Kill them before they kill you. There ain't no second chances. Calmly, Helena put on her leather gloves and loaded the 9mm Glock pistol. She could do it blindfolded. In safe houses from Missouri to Nevada, she had learned how to protect herself. The pistol's serial number had long been filed off, so it was untraceable.
Ms. Dolce & Gabbana – as Sheriff Adams described her – would have no such designer gear on this night. She took off the corporate pantsuit she had planned to wear for the school board meeting, and she slipped on a tight, black woollen turtleneck sweater and black jeans.
Metropolis' six o'clock news reports covered a late-breaking incident in Gotham City's Little Moscow district. A car bomb had just torn apart a social club that catered to Russian émigrés. The explosion killed the owner, who had deep connections with influential people in Eastern Europe – and he was a major financier for The Jazzman Syndicate. Helena gritted her teeth. Tony Zucco got his revenge for the Talon shooting. She knew how they thought. Zucco wanted to make a point to The Jazzman that Lex Luthor was his friend, his 'creature'. It was Zucco's way of telling the other Gotham mobsters that the region – including Metropolis – was his territory.
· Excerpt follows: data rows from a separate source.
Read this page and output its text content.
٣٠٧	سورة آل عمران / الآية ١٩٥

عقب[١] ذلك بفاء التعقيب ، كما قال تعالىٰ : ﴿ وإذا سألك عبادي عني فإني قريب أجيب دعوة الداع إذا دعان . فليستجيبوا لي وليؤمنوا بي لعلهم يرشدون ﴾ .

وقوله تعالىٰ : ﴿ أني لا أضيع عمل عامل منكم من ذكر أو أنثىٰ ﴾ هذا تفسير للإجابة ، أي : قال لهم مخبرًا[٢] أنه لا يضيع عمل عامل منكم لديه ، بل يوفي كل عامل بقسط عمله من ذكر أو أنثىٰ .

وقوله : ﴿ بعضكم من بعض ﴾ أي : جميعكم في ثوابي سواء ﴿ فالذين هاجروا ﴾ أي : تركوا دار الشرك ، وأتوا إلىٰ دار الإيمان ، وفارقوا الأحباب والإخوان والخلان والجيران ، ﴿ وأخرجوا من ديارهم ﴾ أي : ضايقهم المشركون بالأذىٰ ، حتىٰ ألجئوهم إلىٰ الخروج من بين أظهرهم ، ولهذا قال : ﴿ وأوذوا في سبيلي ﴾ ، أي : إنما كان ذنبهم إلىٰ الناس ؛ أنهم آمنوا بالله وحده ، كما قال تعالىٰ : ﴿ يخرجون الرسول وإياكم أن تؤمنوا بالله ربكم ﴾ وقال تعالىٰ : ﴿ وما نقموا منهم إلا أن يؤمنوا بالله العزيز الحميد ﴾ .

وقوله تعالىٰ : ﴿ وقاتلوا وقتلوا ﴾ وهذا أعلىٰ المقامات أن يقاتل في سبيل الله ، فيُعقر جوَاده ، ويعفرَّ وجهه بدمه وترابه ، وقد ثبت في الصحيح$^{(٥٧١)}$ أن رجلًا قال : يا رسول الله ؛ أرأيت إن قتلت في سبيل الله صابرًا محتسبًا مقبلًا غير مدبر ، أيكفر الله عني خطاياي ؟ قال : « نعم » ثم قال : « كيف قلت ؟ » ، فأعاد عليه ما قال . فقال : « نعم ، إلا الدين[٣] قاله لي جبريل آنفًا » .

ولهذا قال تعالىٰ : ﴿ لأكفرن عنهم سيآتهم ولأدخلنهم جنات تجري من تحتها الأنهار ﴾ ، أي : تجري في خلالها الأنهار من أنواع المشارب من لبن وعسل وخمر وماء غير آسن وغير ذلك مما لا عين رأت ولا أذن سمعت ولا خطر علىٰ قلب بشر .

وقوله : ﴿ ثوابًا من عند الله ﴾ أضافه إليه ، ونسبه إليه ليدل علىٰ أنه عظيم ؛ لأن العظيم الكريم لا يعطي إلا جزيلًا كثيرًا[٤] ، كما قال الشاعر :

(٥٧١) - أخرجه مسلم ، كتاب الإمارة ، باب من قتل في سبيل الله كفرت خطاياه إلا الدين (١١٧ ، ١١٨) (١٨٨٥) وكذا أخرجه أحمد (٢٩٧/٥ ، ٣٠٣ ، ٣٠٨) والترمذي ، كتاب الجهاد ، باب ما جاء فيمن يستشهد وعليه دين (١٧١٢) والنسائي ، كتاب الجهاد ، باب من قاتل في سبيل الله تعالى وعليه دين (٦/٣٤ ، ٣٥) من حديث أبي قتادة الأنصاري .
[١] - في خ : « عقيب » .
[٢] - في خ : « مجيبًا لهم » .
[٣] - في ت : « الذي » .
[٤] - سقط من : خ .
The media would chalk it up as just another skirmish in Gotham's endless mob turf wars, since The Jazzman had enemies from at least half a dozen crime families throughout the eastern seaboard. Mobsters died every day in the city.
But Tony Zucco's rivals would get the message. Metropolis was now in Zucco's hands. There would be more deaths in Gotham's streets, as The Jazzman's loyalists retaliated. Zucco was too smart to attack the Syndicate's assets in Metropolis. It wasn't worth the risk of alienating his new, valuable ally: Lex Luthor.
Lionel's son is out of his league, Helena grunted to herself. But I am cut from the same cloth as Zucco. You don't handle Tony Zucco with polite words and "gentlemen's agreements". Zucco used honour as he used everything else in his life: family, friendships, women, associates, or religion. They were tools of the trade, a means to an end. Disposable.
As her car clocked 100 mph on the beltway, she gripped the steering wheel firmly with her gloved hands. She would be at the construction development soon enough. Her father was a selfish, uncaring bastard – but he was also the husband of her mother, whom she adored. Zucco was the only don with the clout to pull off their murders. He couldn't fail because if he did … her father would surely have killed him. She blinked away any lingering sorrow.
Zucco spilled blood: Lauren's, her parents, and countless bystanders in Gotham's bullet-ridden neighbourhoods. As she eyed the road ahead, she clenched her teeth. I don't care what happens to me, she snarled. Dozens of his loyal, armed associates will be there to protect him, but I have nothing more to lose. I have lost everything dear to me: my family, my name, my career and my honour.
Anthony Zucco, undisputed crime lord of Gotham City, you will pay for a lifetime of sins tonight – with your own blood.
Mamma, forgive me for what I am about to do.